Food and Beverage Packaging

Biography

Biography: Ana Carolina Ritter

Abstract

The application of nanotechnology provides numerous advantages related to food safety and quality. Some nanostructures, such as eletrospun nanofibers, are versatile vehicles to deliver antimicrobials, reducing the drug amount and promoting a more effective action. The aim of this study was to characterize poly--caprolactone (PLC) nanofibers functionalized with natamycin produced by electrospinning. The surface morphology of nanofibers was observed by scanning electron microscopy (SEM) and the thermal properties were analyzed by thermogravimetric analysis (TGA) and differential scanning calorimetry (DSC), using a TGA discovery and a DSC Q2000 apparatus, respectively.
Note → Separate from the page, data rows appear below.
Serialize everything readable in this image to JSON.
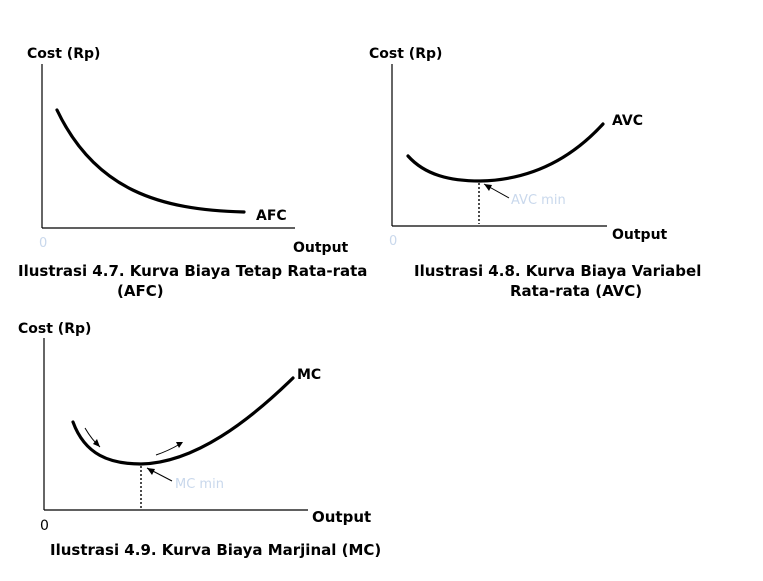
{
  "chart_data": [
    {
      "type": "line",
      "ylabel": "Cost (Rp)",
      "xlabel": "Output",
      "origin_label": "0",
      "series": [
        {
          "name": "AFC",
          "shape": "decreasing-hyperbola"
        }
      ],
      "caption_line1": "Ilustrasi 4.7. Kurva Biaya Tetap Rata-rata",
      "caption_line2": "(AFC)"
    },
    {
      "type": "line",
      "ylabel": "Cost (Rp)",
      "xlabel": "Output",
      "origin_label": "0",
      "series": [
        {
          "name": "AVC",
          "shape": "u-shaped"
        }
      ],
      "annotation": "AVC min",
      "caption_line1": "Ilustrasi 4.8. Kurva Biaya Variabel",
      "caption_line2": "Rata-rata  (AVC)"
    },
    {
      "type": "line",
      "ylabel": "Cost (Rp)",
      "xlabel": "Output",
      "origin_label": "0",
      "series": [
        {
          "name": "MC",
          "shape": "u-shaped"
        }
      ],
      "annotation": "MC min",
      "caption_line1": "Ilustrasi 4.9. Kurva Biaya Marjinal (MC)"
    }
  ]
}
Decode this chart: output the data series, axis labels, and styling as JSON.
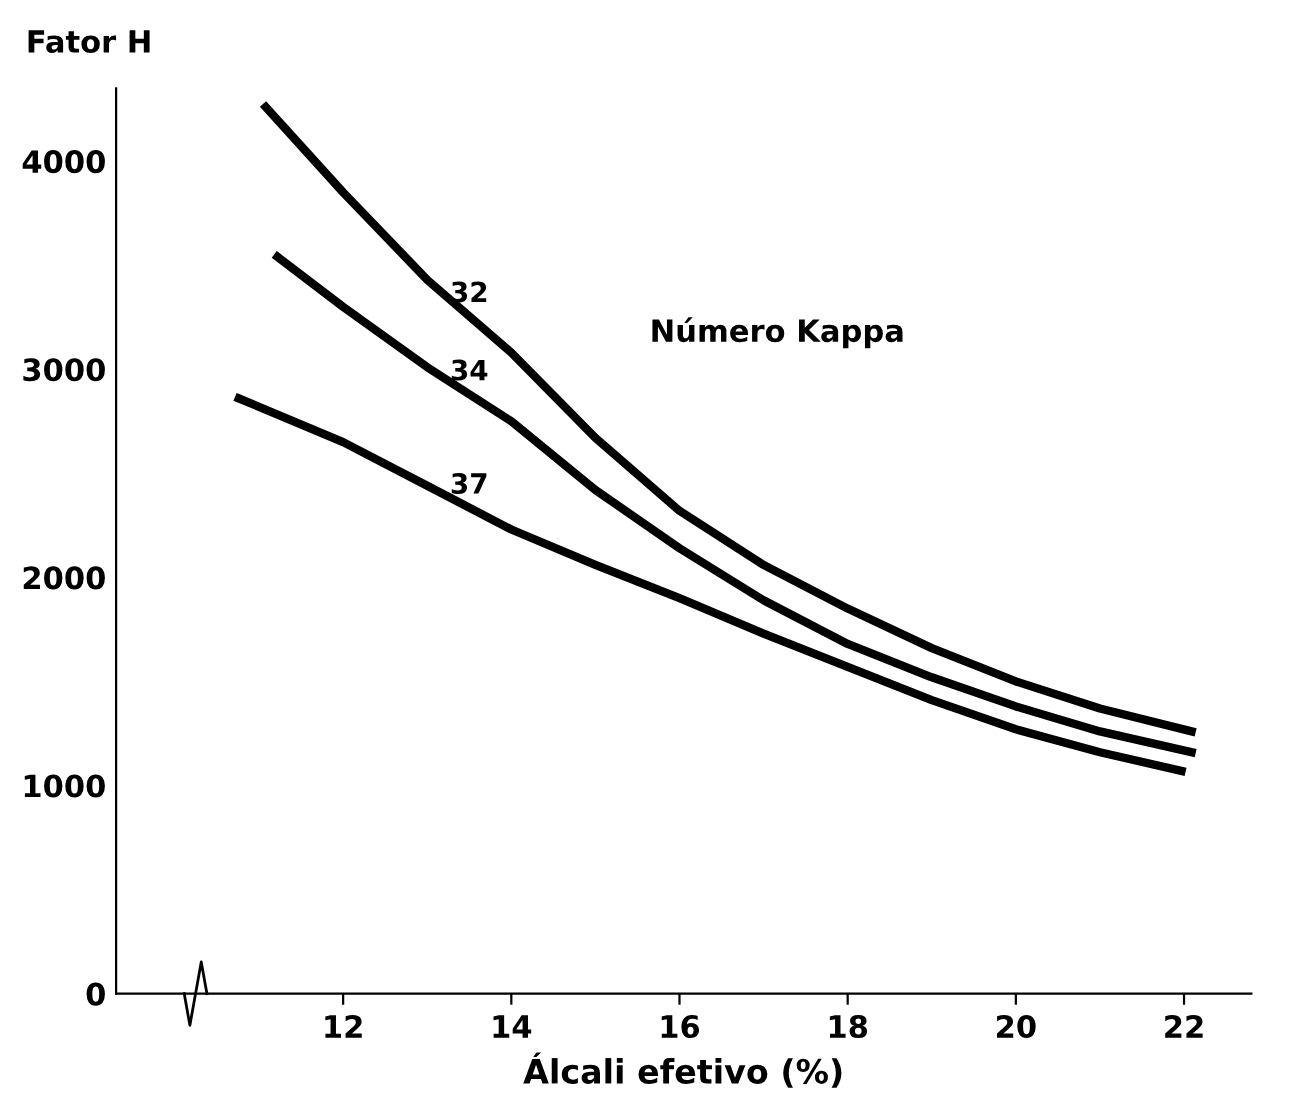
{
  "chart_data": {
    "type": "line",
    "xlabel": "Álcali efetivo (%)",
    "ylabel": "Fator H",
    "xlim": [
      9.3,
      22.8
    ],
    "ylim": [
      0,
      4350
    ],
    "xticks": [
      12,
      14,
      16,
      18,
      20,
      22
    ],
    "yticks": [
      0,
      1000,
      2000,
      3000,
      4000
    ],
    "grid": false,
    "legend": false,
    "marker": "none",
    "line_style": "solid",
    "series": [
      {
        "name": "32",
        "color": "#000000",
        "x": [
          11.08,
          12,
          13,
          14,
          15,
          16,
          17,
          18,
          19,
          20,
          21,
          22.09
        ],
        "values": [
          4260,
          3850,
          3430,
          3080,
          2670,
          2320,
          2060,
          1850,
          1660,
          1500,
          1370,
          1260
        ]
      },
      {
        "name": "34",
        "color": "#000000",
        "x": [
          11.22,
          12,
          13,
          14,
          15,
          16,
          17,
          18,
          19,
          20,
          21,
          22.09
        ],
        "values": [
          3540,
          3300,
          3010,
          2750,
          2420,
          2140,
          1890,
          1680,
          1520,
          1380,
          1260,
          1160
        ]
      },
      {
        "name": "37",
        "color": "#000000",
        "x": [
          10.76,
          12,
          13,
          14,
          15,
          16,
          17,
          18,
          19,
          20,
          21,
          21.97
        ],
        "values": [
          2860,
          2650,
          2440,
          2230,
          2060,
          1900,
          1730,
          1570,
          1410,
          1270,
          1160,
          1070
        ]
      }
    ],
    "annotations": [
      "Número Kappa"
    ]
  }
}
Fourier transform infrared (FTIR) and near infrared (NIR) spectra were also measured. Four different formulations of nanofiber were tested: PLC dissolved in tetrahydrofuran (THF)/dimethylformamide (DMF) + 0.1% natamycin, PLC dissolved in acetone + 0.1% natamycin, PLC dissolved in dichloromethane/DMF + 0.1% natamycin and PLC with 40 wt% polyethylene glycol and medium-chain triglycerides dissolved in THF/chloroform + 0.1% natamycin. The controls have been developed without natamycin. Preliminary results show that nanofibers present a typical string-like morphology and mean diameter was 221 nm. When natamycin was included in the formulations, an increase in the fiber diameter was observed (292 nm). Infrared spectroscopy studies displayed characteristic peaks for each formulation and similar when compared between control and functionalized nanofibers. The thermogram of PCL nanofibers showed endothermic melting peak at 57oC. Other thermal parameters determined from DSC and TGA thermograms were specific for the 4 formulations and their respective control. Electrospun nanofibers incorporating natamycin are interesting platforms to deliver antifungal substances in food packaging.